As noted by the wire service, GOP lawmakers in the Sunshine State are better known for their efforts to block transgender people from using the bathrooms that align with their gender identity, for bills to protect pastors from having to marry same-sex couples (something already protected by the U.S. Constitution), and for measures that seek exemptions for private adoption agencies opposed to placing children with gay and lesbian foster parents.

But the Competitive Workforce Act being considered by the State Senate Judiciary Committee today is, according to the AP, a sign that Republican attitudes on LGBT issues are changing. Bills like this one have never been given a hearing by the Republican-dominated legislature.

This antidiscrimination bill would be the most far-reaching gay rights law ever enacted in Florida, but it is not the only Republican-sponsored bill addressing LGBT issues currently pending in the legislature. Among anti-LGBT bills proposed by Republicans: one to permit hospitals and other health care providers and hospitals to legally refuse to treat anyone identified as gay, and for any business to refuse service to gay customers, if they have religious objections, and bills in both the House and Senate establishing that no house of worship could be forced to marry a same-sex couple (again, something already established by the U.S. Constitution's guarantee of freedom of religion).

"You have my bill on one side, and you have their bill[s] on the other side," said Republican Rep. Holly Raschein, the House sponsor of the anti-discrimination bill, told the AP. "Sometimes you take two steps forward, three steps back, but that's all part of the battle."

Raschein's bill has nine GOP cosponsors and many corporate supporters, together touting it as good for Florida business. There's a corporate campaign to promote the legislation, backed by AT&T, Wells Fargo, Marriott, and Carnival Corp. They say antidiscrimination laws will help attract high-paying jobs and skilled workers to the state.

"Republicans are able to see that this is not only the thing to do, but it's also the right thing to do from a competitive standpoint," Patrick Slevin, the campaign manager for Florida Businesses for a Competitive Workforce, told the AP. "It's not just the employees that we're trying to recruit, it's also their families. When they're looking at job offers across the country, it's going to be taxes, it's going to be education, it's going to be safety and it's also going to be diversity."
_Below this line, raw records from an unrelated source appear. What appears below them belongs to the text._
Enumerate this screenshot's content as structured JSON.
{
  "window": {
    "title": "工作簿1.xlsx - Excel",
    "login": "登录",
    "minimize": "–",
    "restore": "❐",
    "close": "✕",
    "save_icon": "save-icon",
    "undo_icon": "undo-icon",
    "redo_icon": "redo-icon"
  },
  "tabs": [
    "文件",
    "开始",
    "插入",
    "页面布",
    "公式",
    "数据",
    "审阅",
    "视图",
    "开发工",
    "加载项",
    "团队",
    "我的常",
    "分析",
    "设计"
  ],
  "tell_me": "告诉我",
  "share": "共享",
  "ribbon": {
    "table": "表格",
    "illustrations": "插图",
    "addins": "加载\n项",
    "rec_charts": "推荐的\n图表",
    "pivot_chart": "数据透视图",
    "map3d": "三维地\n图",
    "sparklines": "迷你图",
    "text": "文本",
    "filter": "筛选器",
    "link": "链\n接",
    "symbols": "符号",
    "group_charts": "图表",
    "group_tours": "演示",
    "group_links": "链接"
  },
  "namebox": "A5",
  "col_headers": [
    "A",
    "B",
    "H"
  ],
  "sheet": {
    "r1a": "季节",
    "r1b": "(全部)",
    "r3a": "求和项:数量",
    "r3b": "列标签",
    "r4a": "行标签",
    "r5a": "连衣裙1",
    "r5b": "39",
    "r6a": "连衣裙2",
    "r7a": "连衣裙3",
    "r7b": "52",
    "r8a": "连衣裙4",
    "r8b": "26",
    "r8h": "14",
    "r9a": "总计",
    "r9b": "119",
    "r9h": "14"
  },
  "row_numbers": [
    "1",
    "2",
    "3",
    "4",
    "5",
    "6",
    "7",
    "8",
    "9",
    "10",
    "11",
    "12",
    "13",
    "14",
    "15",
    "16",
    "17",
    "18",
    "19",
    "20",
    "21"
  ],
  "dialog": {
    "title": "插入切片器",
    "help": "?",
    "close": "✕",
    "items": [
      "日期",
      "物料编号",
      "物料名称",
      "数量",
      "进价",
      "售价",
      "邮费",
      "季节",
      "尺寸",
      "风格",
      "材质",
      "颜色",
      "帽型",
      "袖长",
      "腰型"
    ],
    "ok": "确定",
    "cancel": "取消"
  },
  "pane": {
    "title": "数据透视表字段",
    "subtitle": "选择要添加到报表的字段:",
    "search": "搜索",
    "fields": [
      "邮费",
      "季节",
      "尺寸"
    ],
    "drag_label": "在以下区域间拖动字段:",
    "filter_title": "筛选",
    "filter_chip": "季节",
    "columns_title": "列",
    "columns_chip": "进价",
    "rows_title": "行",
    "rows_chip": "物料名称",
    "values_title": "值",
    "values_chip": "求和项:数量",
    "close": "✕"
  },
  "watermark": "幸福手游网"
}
On the other side is the antigay Florida Family Policy Council, which is telling supporters in emails that Raschein's bill is "a dangerous piece of legislation," one of several being used nationwide "as weapons to punish Christians living out their faith."

The group's leader, John Stemberger, told the wire service he doesn't believe this bill will help Florida's economy one bit.

"To infuse somehow that these nondiscrimination laws are going to bring gays into town and that's going to stimulate the economy and we bring the 'best and brightest' ... that's just an incredible insult to the general population as if we're not the best and the brightest, that you have to engage in some kind of alternative sexual behavior or lifestyle in order for you to be the best and the brightest," Stemberger said. "That's really junk economics."